Moreover, comparing results obtained for all studied systems we can observe that playing the orientation and/or the value of the dipole moment it is possible to steer the nucleation rate. Creation of the dipole moment as well as the change of the existing one implies modification of the nucleation rate, see results for A, B1, and C1 presented in Fig. 3. However, it must be stressed that the obtainment of requested J behavior is a tricky task because molecular structure have to be considered as well. In should be also taken into account that too high the value of the dipole moment could lead to the overcoming of the previous decrease in J (caused by the given orientation of μ) and finally to the gain in nucleation rate (see results for B1 and B2 in Fig. 3).

Conclusions

The simulations of the new model molecules, enable us to demonstrate that the interior orientation of the dipole moment has a significant role in the stability behavior of the liquid below the melting conditions. The change of the dipole moment arrangement could result in a total change of the tendency of the system to crystallization. Model molecules with the dipole moment oriented perpendicularly to their longest molecular axis exhibit higher tendency to the formulation of the crystal structure than those with the orientation of μ, which is parallel to the longest molecular axis. This result suggests that the impediment of the crystallization tendency, which is the effect of more complex molecular structure could be overcome by the interactions between properly arrange dipole moments. The determination of critical value of the dipole moment, which result in crystallization of RLM systems, requires further detailed studies. One can expect that this value depends on the interactions between atoms belonging to different molecules as well as on the ratio between diagonals of RLM molecules.

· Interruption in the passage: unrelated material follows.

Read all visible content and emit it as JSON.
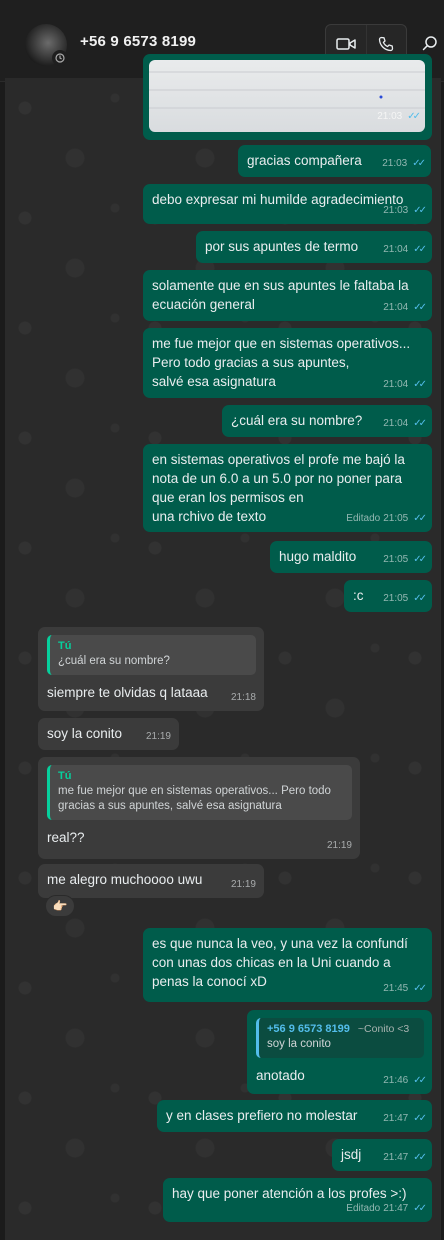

Interestingly, the presented herein results could be explained in term of the classical nucleation theory. The nucleation rate for the system with μ oriented perpendicularly the longest molecular axis is much higher than for system possessing μ of the same value but oriented parallel to the longest molecular axis. Consequently, the specific replacement of single atom within the molecule leading to the change of the dipole moment orientation could result in entirely different stability behavior of the system. Taking this fact into account, we can conclude that the molecular architecture, which is not considered in simulations of common model systems, has a crucial meaning for macroscopic properties of the system. At this point it must be noted that the structural anisotropy and the spatial charges distribution are not all components of the molecular architecture. Thus, the presented in this paper studies indicate on the completely unexplored direction for feature computational studies, which focus on the effect of given ingredient of molecular architecture in the structural, dynamic, and thermodynamic behaviors of real systems.